Con un po di sforzo riuscii nel giro di qualche mese a imparare qualcosa in C++, e dopo vari colloqui ottenni un posto come analista quantitivo in Citigroup a Londra. Ero finalmente passato “dall’altra parte”, e le mie aspettative furono soddisfatte: il mio gruppo era composto da professionisti che lavorano come quant da decenni. Si lavorava su tematiche davvero all’avanguardia per l’epoca: ricordo che ogni settimana c’era un reading group che presentava un paper su tematiche recenti, una cosa davvero inusuale nella realtà lavorativa a cui ero abituato. Imparai anche che programmare non voleva dire scrivere cicli for e macro per ripetere calcoli noiosi: ideare l’architettura di una libreria di pricing basandosi su pattern di programmazione a oggetti era intellettualmente stimolante, per certi versi molto di piu della matematica che veniva implementata nella libreria stessa.

Vivere all’estero non era però così facile come immaginavo. Pensavo che il lavoro interessante che ero finalmente riuscito ad ottenere sarebbe stato sufficiente a garantirmi soddisfazione e serenità, ma vivere lontano dai propri affetti non è una scelta per tutti, e probabilmente avevo molto sottovalutato questo aspetto. Sapevo che prima o poi sarei rientrato in italia, ma non immaginavo di farlo così presto: dopo pochi mesi ricevetti un’offerta per una posizione analoga in Mediobanca, a Milano, e decisi di accettare.
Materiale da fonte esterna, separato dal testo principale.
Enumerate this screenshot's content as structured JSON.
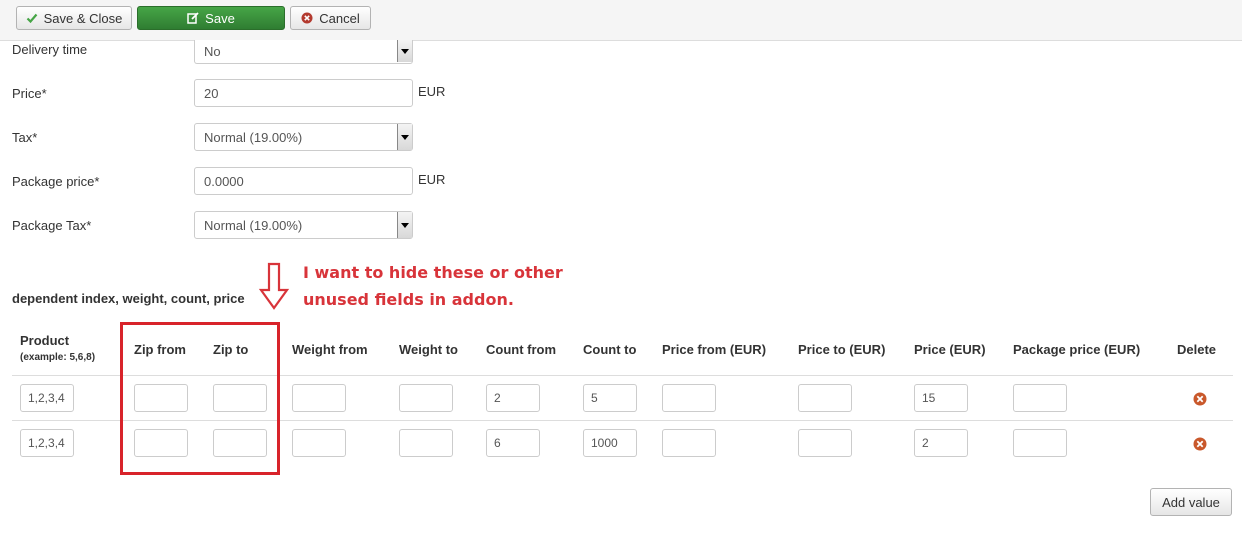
{
  "toolbar": {
    "save_close_label": "Save & Close",
    "save_label": "Save",
    "cancel_label": "Cancel"
  },
  "form": {
    "delivery_time": {
      "label": "Delivery time",
      "value": "No"
    },
    "price": {
      "label": "Price*",
      "value": "20",
      "unit": "EUR"
    },
    "tax": {
      "label": "Tax*",
      "value": "Normal (19.00%)"
    },
    "package_price": {
      "label": "Package price*",
      "value": "0.0000",
      "unit": "EUR"
    },
    "package_tax": {
      "label": "Package Tax*",
      "value": "Normal (19.00%)"
    }
  },
  "section_title": "dependent index, weight, count, price",
  "annotation": {
    "line1": "I want to hide these or other",
    "line2": "unused fields in addon."
  },
  "table": {
    "product_header": "Product",
    "product_example": "(example: 5,6,8)",
    "headers": [
      "Zip from",
      "Zip to",
      "Weight from",
      "Weight to",
      "Count from",
      "Count to",
      "Price from (EUR)",
      "Price to (EUR)",
      "Price (EUR)",
      "Package price (EUR)",
      "Delete"
    ],
    "rows": [
      {
        "product": "1,2,3,4",
        "zip_from": "",
        "zip_to": "",
        "weight_from": "",
        "weight_to": "",
        "count_from": "2",
        "count_to": "5",
        "price_from": "",
        "price_to": "",
        "price": "15",
        "package_price": ""
      },
      {
        "product": "1,2,3,4",
        "zip_from": "",
        "zip_to": "",
        "weight_from": "",
        "weight_to": "",
        "count_from": "6",
        "count_to": "1000",
        "price_from": "",
        "price_to": "",
        "price": "2",
        "package_price": ""
      }
    ]
  },
  "add_value_label": "Add value",
  "colors": {
    "save_green": "#46a546",
    "annotation_red": "#d8343a",
    "delete_icon": "#c9582b"
  }
}
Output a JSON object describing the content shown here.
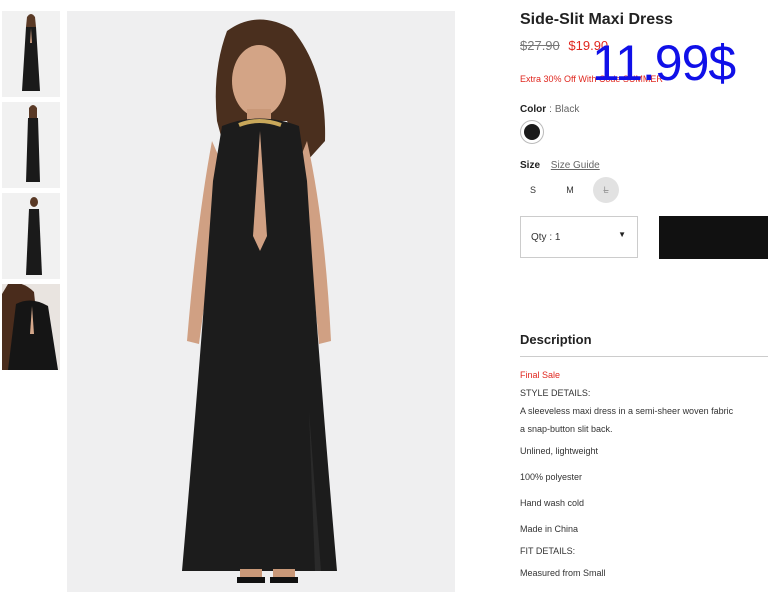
{
  "product": {
    "title": "Side-Slit Maxi Dress",
    "old_price": "$27.90",
    "new_price": "$19.90",
    "overlay_price": "11.99$",
    "promo_text": "Extra 30% Off With Code SUMMER"
  },
  "color": {
    "label": "Color",
    "separator": ":",
    "selected": "Black",
    "swatch_hex": "#1b1b1b"
  },
  "size": {
    "label": "Size",
    "guide_link": "Size Guide",
    "options": [
      "S",
      "M",
      "L"
    ],
    "unavailable": "L"
  },
  "quantity": {
    "label": "Qty : 1",
    "caret": "▼"
  },
  "description": {
    "heading": "Description",
    "final_sale": "Final Sale",
    "style_heading": "STYLE DETAILS:",
    "line1": "A sleeveless maxi dress in a semi-sheer woven fabric",
    "line2": "a snap-button slit back.",
    "bullets": [
      "Unlined, lightweight",
      "100% polyester",
      "Hand wash cold",
      "Made in China"
    ],
    "fit_heading": "FIT DETAILS:",
    "fit_line": "Measured from Small"
  },
  "colors": {
    "sale_red": "#e0271f",
    "overlay_blue": "#1010e8",
    "button_black": "#111111"
  }
}
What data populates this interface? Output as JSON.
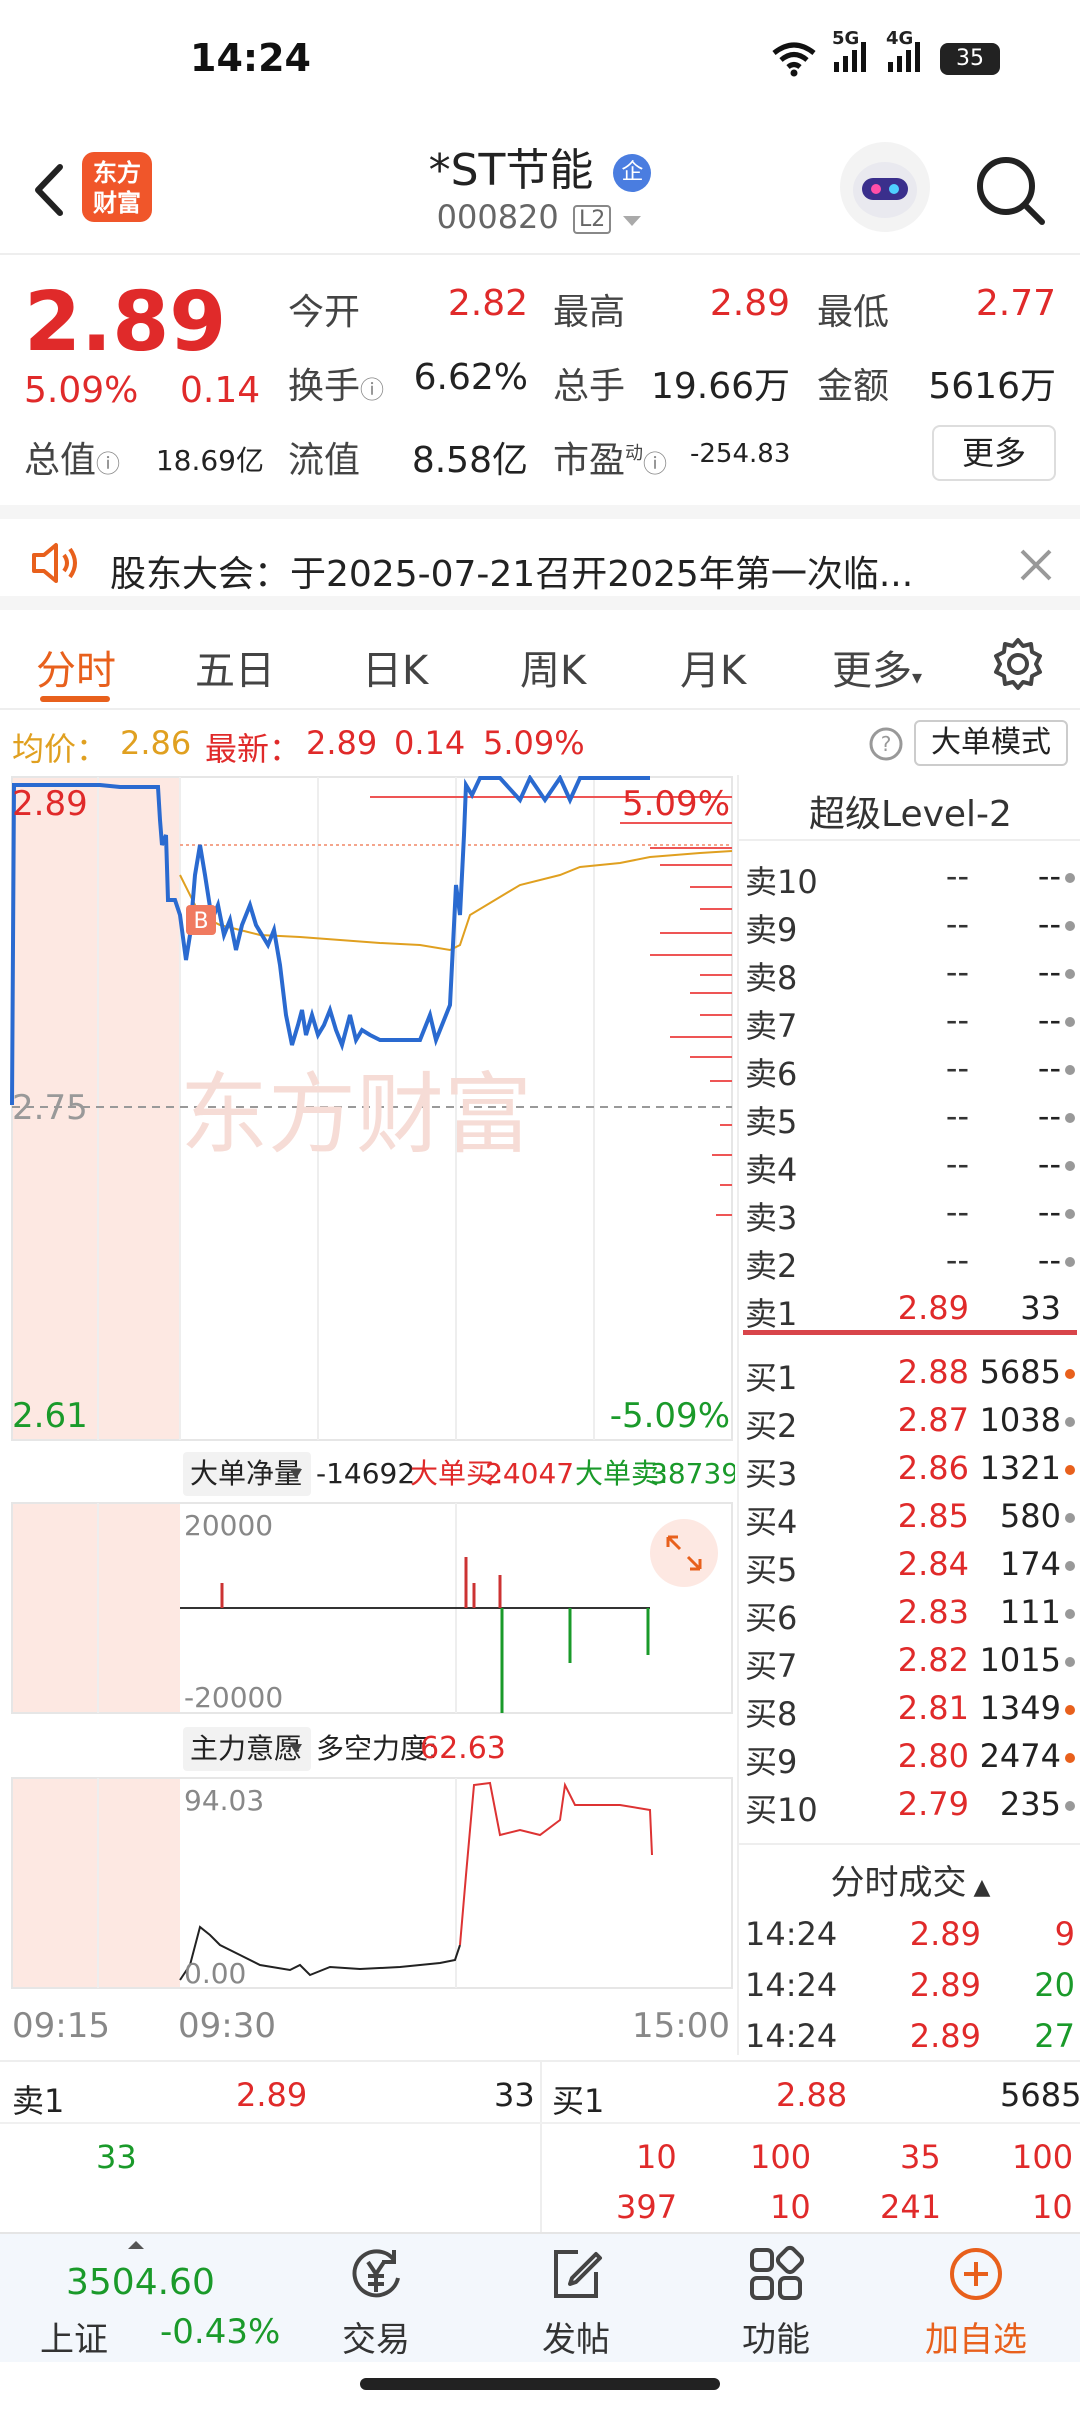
{
  "status": {
    "time": "14:24",
    "battery": "35",
    "net1": "5G",
    "net2": "4G"
  },
  "header": {
    "logo_line1": "东方",
    "logo_line2": "财富",
    "stock_name": "*ST节能",
    "ent_badge": "企",
    "stock_code": "000820",
    "level_tag": "L2"
  },
  "quote": {
    "price": "2.89",
    "pct": "5.09%",
    "change": "0.14",
    "open_label": "今开",
    "open": "2.82",
    "high_label": "最高",
    "high": "2.89",
    "low_label": "最低",
    "low": "2.77",
    "turnover_label": "换手",
    "turnover": "6.62%",
    "volume_label": "总手",
    "volume": "19.66万",
    "amount_label": "金额",
    "amount": "5616万",
    "mktcap_label": "总值",
    "mktcap": "18.69亿",
    "float_label": "流值",
    "float": "8.58亿",
    "pe_label": "市盈",
    "pe_sup": "动",
    "pe": "-254.83",
    "more_label": "更多"
  },
  "notice": {
    "text": "股东大会：于2025-07-21召开2025年第一次临..."
  },
  "tabs": {
    "items": [
      "分时",
      "五日",
      "日K",
      "周K",
      "月K",
      "更多"
    ],
    "active": 0
  },
  "info_row": {
    "avg_label": "均价：",
    "avg": "2.86",
    "latest_label": "最新：",
    "latest": "2.89",
    "chg": "0.14",
    "pct": "5.09%",
    "mode_label": "大单模式"
  },
  "main_chart": {
    "price_top": "2.89",
    "price_mid": "2.75",
    "price_bottom": "2.61",
    "pct_top": "5.09%",
    "pct_bottom": "-5.09%",
    "time_start": "09:15",
    "time_mid": "09:30",
    "time_end": "15:00",
    "b_marker": "B"
  },
  "net_panel": {
    "label": "大单净量",
    "value": "-14692",
    "buy_label": "大单买:",
    "buy": "24047",
    "sell_label": "大单卖:",
    "sell": "38739",
    "ymax": "20000",
    "ymin": "-20000"
  },
  "intent_panel": {
    "label": "主力意愿",
    "force_label": "多空力度:",
    "force": "62.63",
    "ymax": "94.03",
    "ymin": "0.00"
  },
  "orderbook": {
    "title": "超级Level-2",
    "asks": [
      {
        "name": "卖10",
        "price": "--",
        "vol": "--"
      },
      {
        "name": "卖9",
        "price": "--",
        "vol": "--"
      },
      {
        "name": "卖8",
        "price": "--",
        "vol": "--"
      },
      {
        "name": "卖7",
        "price": "--",
        "vol": "--"
      },
      {
        "name": "卖6",
        "price": "--",
        "vol": "--"
      },
      {
        "name": "卖5",
        "price": "--",
        "vol": "--"
      },
      {
        "name": "卖4",
        "price": "--",
        "vol": "--"
      },
      {
        "name": "卖3",
        "price": "--",
        "vol": "--"
      },
      {
        "name": "卖2",
        "price": "--",
        "vol": "--"
      },
      {
        "name": "卖1",
        "price": "2.89",
        "vol": "33"
      }
    ],
    "bids": [
      {
        "name": "买1",
        "price": "2.88",
        "vol": "5685"
      },
      {
        "name": "买2",
        "price": "2.87",
        "vol": "1038"
      },
      {
        "name": "买3",
        "price": "2.86",
        "vol": "1321"
      },
      {
        "name": "买4",
        "price": "2.85",
        "vol": "580"
      },
      {
        "name": "买5",
        "price": "2.84",
        "vol": "174"
      },
      {
        "name": "买6",
        "price": "2.83",
        "vol": "111"
      },
      {
        "name": "买7",
        "price": "2.82",
        "vol": "1015"
      },
      {
        "name": "买8",
        "price": "2.81",
        "vol": "1349"
      },
      {
        "name": "买9",
        "price": "2.80",
        "vol": "2474"
      },
      {
        "name": "买10",
        "price": "2.79",
        "vol": "235"
      }
    ]
  },
  "ticks": {
    "title": "分时成交",
    "rows": [
      {
        "time": "14:24",
        "price": "2.89",
        "vol": "9"
      },
      {
        "time": "14:24",
        "price": "2.89",
        "vol": "20"
      },
      {
        "time": "14:24",
        "price": "2.89",
        "vol": "27"
      }
    ]
  },
  "queue": {
    "ask_label": "卖1",
    "ask_price": "2.89",
    "ask_vol": "33",
    "ask_q": [
      "33"
    ],
    "bid_label": "买1",
    "bid_price": "2.88",
    "bid_vol": "5685",
    "bid_q_row1": [
      "10",
      "100",
      "35",
      "100"
    ],
    "bid_q_row2": [
      "397",
      "10",
      "241",
      "10"
    ]
  },
  "nav": {
    "index_value": "3504.60",
    "index_name": "上证",
    "index_pct": "-0.43%",
    "items": [
      "交易",
      "发帖",
      "功能",
      "加自选"
    ]
  }
}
Sono passati ormai più di 5 anni dal mio ritorno in Italia, e attualmente sono responsabile di un gruppo di “quant” nell’area che si occupa di validazione dei modelli di pricing utilizzati dalla banca. Continuo a analizzare il prezzo e il rischio di strumenti derivati e ad aiutare i miei colleghi su queste tematiche: negli anni abbiamo sviluppato da zero la nostra libreria di pricing, che ora è uno strumento paragonabile a tanti software proposti da vendors esterni.

Riguardando indietro, oggi so che un matematico può lavorare in mille aree differenti, e che la mia è solamente una delle tante possibili storie di chi, finita l’università, decida di lavorare nell’industria. Conosco matematici che lavorano come esperti di machine learning e intelligenza artificale, altri che calcolano i premi corretti per una certa tipologia di polizze assicurative, altri ancora che lavorano nell’abito delle ricerche di mercato, altri come bioinformatici. Oggi non credo più al luogo comune del matematico che ha la testa giusta per fare qualcosa. Credo invece che il matematico abbia le conoscenze giuste per fare alcuni lavori. Certamente, le doti analitiche in generale sono utilissime in quasi ogni occupazione; d’altra parte, capire se un dato statistico è significativo o meno, descrivere una dinamica di un fenomeno con una equazione differenziale, risolvere numericamente una PDE sono tutte conoscenze, non attitudini, e i lavori in cui queste conoscenze possono essere utili non sono pochi.